Die Detonationen ließen den Boden in Semipalatinsk beben, und die radioaktiven Niederschläge überzogen die Stadt mit ihren 700.000 Einwohnern. Kurchatov, damals auch Moskau-400 genannt, beherbergte mehr als 1000 Physiker und Ingenieure, die dem Vater der sowjetischen Atombombe, Igor Kurchatov, zu Diensten waren. Das Testgebiet, vielleicht 120 x 180 km groß, besteht aus weiten Ebenen und Gebirgen. In der Ebene wurden Häuser nachgebaut und Tiere gehalten, um den Effekt der Atombombe zu bemessen. In die Berge wurden für die unterirdischen Versuche Stollen getrieben. Die mitunter weißen Kappen auf den Gebirgsgipfeln sind nicht Schnee, sondern Auswirkungen der nuklearen Energie.

Ground Zero mit den Überbleibseln der Türme, in denen die Messinstrumente installiert waren (Credit Science).

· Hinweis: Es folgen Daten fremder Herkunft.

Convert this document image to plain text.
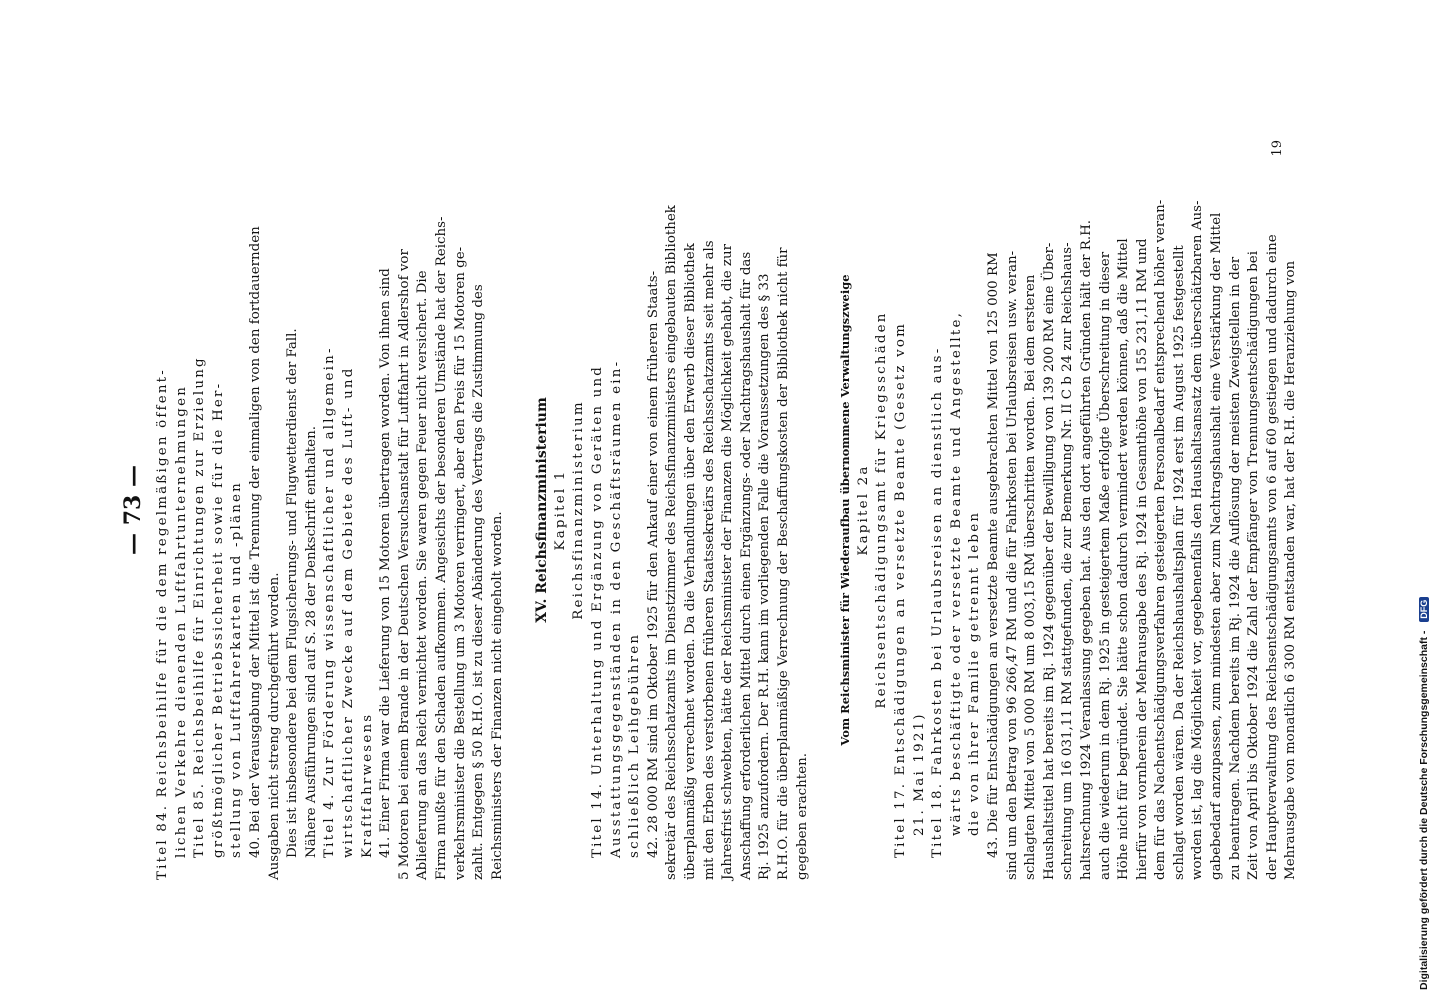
— 73 — Titel 84. Reichsbeihilfe für die dem regelmäßigen öffent- lichen Verkehre dienenden Luftfahrtunternehmungen Titel 85. Reichsbeihilfe für Einrichtungen zur Erzielung größtmöglicher Betriebssicherheit sowie für die Her- stellung von Luftfahrerkarten und -plänen 40. Bei der Verausgabung der Mittel ist die Trennung der einmaligen von den fortdauernden Ausgaben nicht streng durchgeführt worden. Dies ist insbesondere bei dem Flugsicherungs- und Flugwetterdienst der Fall. Nähere Ausführungen sind auf S. 28 der Denkschrift enthalten. Titel 4. Zur Förderung wissenschaftlicher und allgemein- wirtschaftlicher Zwecke auf dem Gebiete des Luft- und Kraftfahrwesens 41. Einer Firma war die Lieferung von 15 Motoren übertragen worden. Von ihnen sind 5 Motoren bei einem Brande in der Deutschen Versuchsanstalt für Luftfahrt in Adlershof vor Ablieferung an das Reich vernichtet worden. Sie waren gegen Feuer nicht versichert. Die Firma mußte für den Schaden aufkommen. Angesichts der besonderen Umstände hat der Reichs- verkehrsminister die Bestellung um 3 Motoren verringert, aber den Preis für 15 Motoren ge- zahlt. Entgegen § 50 R.H.O. ist zu dieser Abänderung des Vertrags die Zustimmung des Reichsministers der Finanzen nicht eingeholt worden.

XV. Reichsfinanzministerium Kapitel 1 Reichsfinanzministerium Titel 14. Unterhaltung und Ergänzung von Geräten und Ausstattungsgegenständen in den Geschäftsräumen ein- schließlich Leihgebühren 42. 28 000 RM sind im Oktober 1925 für den Ankauf einer von einem früheren Staats- sekretär des Reichsschatzamts im Dienstzimmer des Reichsfinanzministers eingebauten Bibliothek überplanmäßig verrechnet worden. Da die Verhandlungen über den Erwerb dieser Bibliothek mit den Erben des verstorbenen früheren Staatssekretärs des Reichsschatzamts seit mehr als Jahresfrist schwebten, hätte der Reichsminister der Finanzen die Möglichkeit gehabt, die zur Anschaffung erforderlichen Mittel durch einen Ergänzungs- oder Nachtragshaushalt für das Rj. 1925 anzufordern. Der R.H. kann im vorliegenden Falle die Voraussetzungen des § 33 R.H.O. für die überplanmäßige Verrechnung der Beschaffungskosten der Bibliothek nicht für gegeben erachten.

Vom Reichsminister für Wiederaufbau übernommene Verwaltungszweige Kapitel 2a Reichsentschädigungsamt für Kriegsschäden Titel 17. Entschädigungen an versetzte Beamte (Gesetz vom 21. Mai 1921) Titel 18. Fahrkosten bei Urlaubsreisen an dienstlich aus- wärts beschäftigte oder versetzte Beamte und Angestellte, die von ihrer Familie getrennt leben 43. Die für Entschädigungen an versetzte Beamte ausgebrachten Mittel von 125 000 RM sind um den Betrag von 96 266,47 RM und die für Fahrkosten bei Urlaubsreisen usw. veran- schlagten Mittel von 5 000 RM um 8 003,15 RM überschritten worden. Bei dem ersteren Haushaltstitel hat bereits im Rj. 1924 gegenüber der Bewilligung von 139 200 RM eine Über- schreitung um 16 031,11 RM stattgefunden, die zur Bemerkung Nr. II C b 24 zur Reichshaus- haltsrechnung 1924 Veranlassung gegeben hat. Aus den dort angeführten Gründen hält der R.H. auch die wiederum in dem Rj. 1925 in gesteigertem Maße erfolgte Überschreitung in dieser Höhe nicht für begründet. Sie hätte schon dadurch vermindert werden können, daß die Mittel hierfür von vornherein der Mehrausgabe des Rj. 1924 in Gesamthöhe von 155 231,11 RM und dem für das Nachentschädigungsverfahren gesteigerten Personalbedarf entsprechend höher veran- schlagt worden wären. Da der Reichshaushaltsplan für 1924 erst im August 1925 festgestellt worden ist, lag die Möglichkeit vor, gegebenenfalls den Haushaltsansatz dem überschätzbaren Aus- gabebedarf anzupassen, zum mindesten aber zum Nachtragshaushalt eine Verstärkung der Mittel zu beantragen. Nachdem bereits im Rj. 1924 die Auflösung der meisten Zweigstellen in der Zeit von April bis Oktober 1924 die Zahl der Empfänger von Trennungsentschädigungen bei der Hauptverwaltung des Reichsentschädigungsamts von 6 auf 60 gestiegen und dadurch eine Mehrausgabe von monatlich 6 300 RM entstanden war, hat der R.H. die Heranziehung von

19
Digitalisierung gefördert durch die Deutsche Forschungsgemeinschaft - DFG
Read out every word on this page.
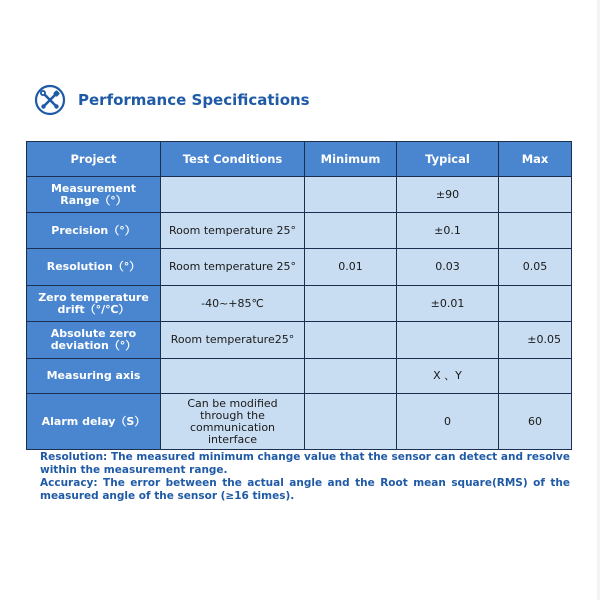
Performance Specifications
Project	Test Conditions	Minimum	Typical	Max
Measurement Range（°）			±90	
Precision（°）	Room temperature 25°		±0.1	
Resolution（°）	Room temperature 25°	0.01	0.03	0.05
Zero temperature drift（°/℃）	-40~+85℃		±0.01	
Absolute zero deviation（°）	Room temperature25°			±0.05
Measuring axis			X 、Y	
Alarm delay（S）	Can be modified through the communication interface		0	60

Resolution: The measured minimum change value that the sensor can detect and resolve within the measurement range.

Accuracy: The error between the actual angle and the Root mean square(RMS) of the measured angle of the sensor (≥16 times).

Im August 1991 ordnete Nursultan Nazarbayv als Präsident von Kasachstan die Schließung der Versuchsstätte an. Die russischen Wissenschaftler verließen samt Bewacher das Gebiet. Die lokale Bevölkerung, unwissend worauf sie sich einließ, kam, um zu plündern. Alles was beweglich war, wurde verhökert. Die Protokolle aber, die über die Atombombenversuche Auskunft geben konnten, betrachten die Russen bis heute als Staatsgeheimnisse. Soweit nicht vernichtet, wurden sie mitgenommen.

Erst allmählich kam das Ausmaß der Umweltzerstörung zu Tage. Das Kasachstanische Nationale Nuklear Zentrum bat um kompetente Hilfe. Die Vereinigten Staaten schickten zahlreiche Fachleute, die NATO schließlich schuf das Programm SEMIRAD. Dennoch ist der Überblick punktuell und damit spärlich. Richard Stone zitiert den Nuklearexperten Zhotabaev: "Jedes Mal wenn wir eine Suche durchführen, stoßen wir auf etwas Neues."

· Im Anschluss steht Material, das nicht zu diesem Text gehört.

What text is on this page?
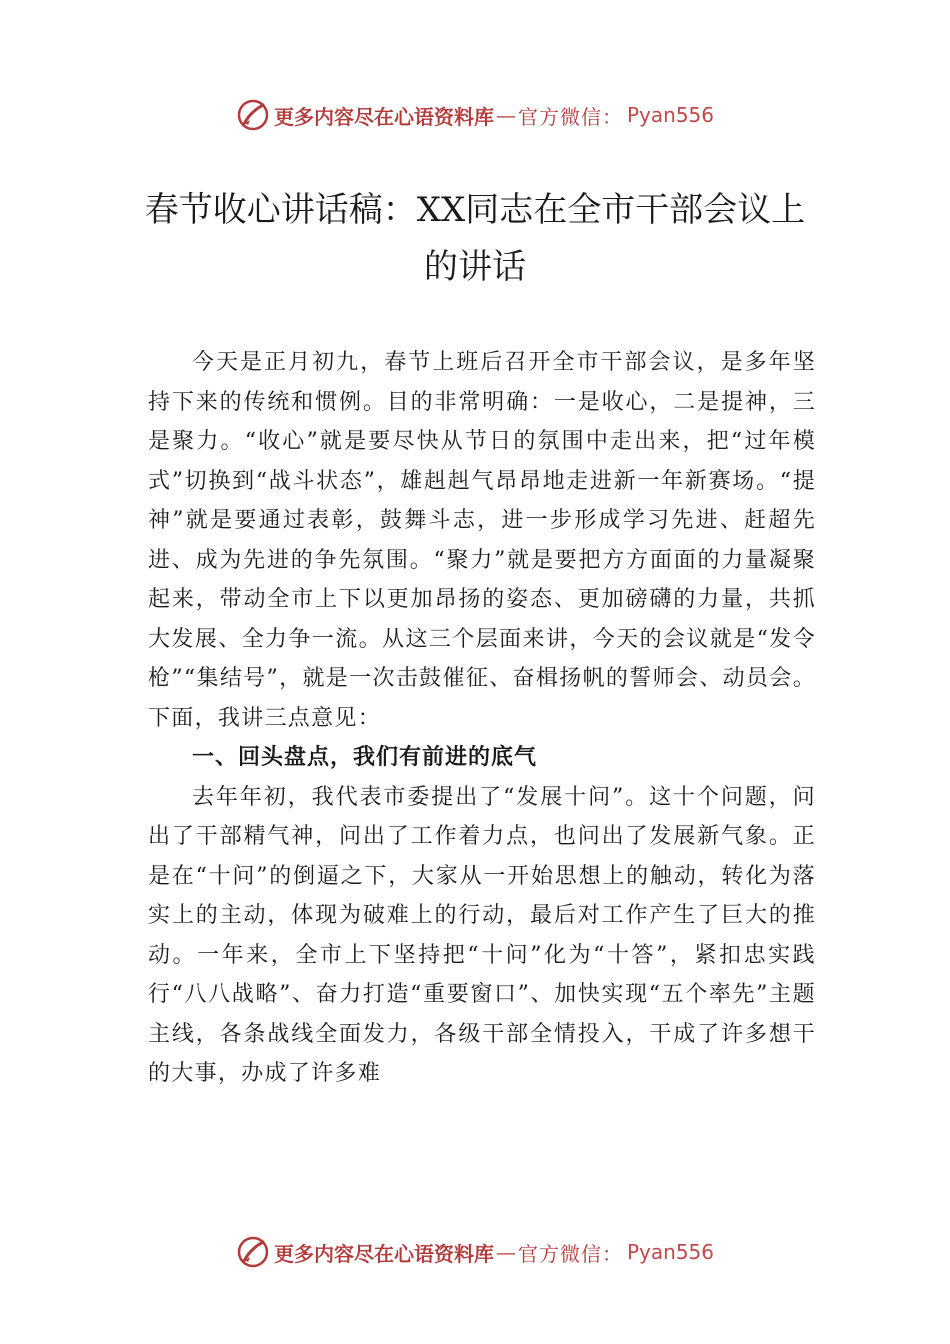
更多内容尽在心语资料库 — 官方微信： Pyan556
春节收心讲话稿：XX同志在全市干部会议上的讲话

今天是正月初九，春节上班后召开全市干部会议，是多年坚持下来的传统和惯例。目的非常明确：一是收心，二是提神，三是聚力。“收心”就是要尽快从节日的氛围中走出来，把“过年模式”切换到“战斗状态”，雄赳赳气昂昂地走进新一年新赛场。“提神”就是要通过表彰，鼓舞斗志，进一步形成学习先进、赶超先进、成为先进的争先氛围。“聚力”就是要把方方面面的力量凝聚起来，带动全市上下以更加昂扬的姿态、更加磅礴的力量，共抓大发展、全力争一流。从这三个层面来讲，今天的会议就是“发令枪”“集结号”，就是一次击鼓催征、奋楫扬帆的誓师会、动员会。下面，我讲三点意见：

一、回头盘点，我们有前进的底气

去年年初，我代表市委提出了“发展十问”。这十个问题，问出了干部精气神，问出了工作着力点，也问出了发展新气象。正是在“十问”的倒逼之下，大家从一开始思想上的触动，转化为落实上的主动，体现为破难上的行动，最后对工作产生了巨大的推动。一年来，全市上下坚持把“十问”化为“十答”，紧扣忠实践行“八八战略”、奋力打造“重要窗口”、加快实现“五个率先”主题主线，各条战线全面发力，各级干部全情投入，干成了许多想干的大事，办成了许多难

更多内容尽在心语资料库 — 官方微信： Pyan556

Die Region des früheren sowjetischen Atombombenversuchsgelände (Credit Science)

Zuvörderst beunruhigend ist die Beobachtung, dass in zahlreichen Arealen der Boden mit Plutonium getränkt ist. Als Ursache werden hydronukleare Tests angenommen, deren Ziel die Feineinstellung der explosiven Wirkung war. Der Test zündete keine nukleare Kettenreaktion, dennoch verteilte sich Plutonium rings um die Bombe und schlimmer noch, die entstehenden Metallsplitter oxydierten und fielen als Plutoniumoxyd-Nebel auf die Erde und wurden später mit dem Regenwasser eingewaschen.

Plutonium-reicher Sand ist geeignet, jene "dirty bombs" zu produzieren, die als nukleare Waffe des kleinen Mannes bekannt ist. Die Regierung von Kasachstan weiß weder wie viel Hot Spots existieren, noch kann sie das Gebiet so hermetisch abriegeln und bewachen wie die frühere Sowjetunion.

Die International Atomic Energy Agency (IAEA) scheint den von Richard Stone berichteten Problemen aktuell keinen Raum zu geben. Die Stichwortsuche Kasachstan bringt auf der Webseite unter Pressemitteilungen drei Treffer, zuletzt aus dem Jahr 1997. Andererseits sind sich die Experten einig, dass der verbotene Handel mit radioaktiven Material zunimmt. An Drohungen hat die IAEA seit 1993 weltweit mehr als 500 Ereignisse registriert, die sich auf nukleares Material beziehen.

Plutonium zu schürfen, ist eine Verlockung für Terroristen und ungleich einfacher als der Einbruch in einen Atomreaktor.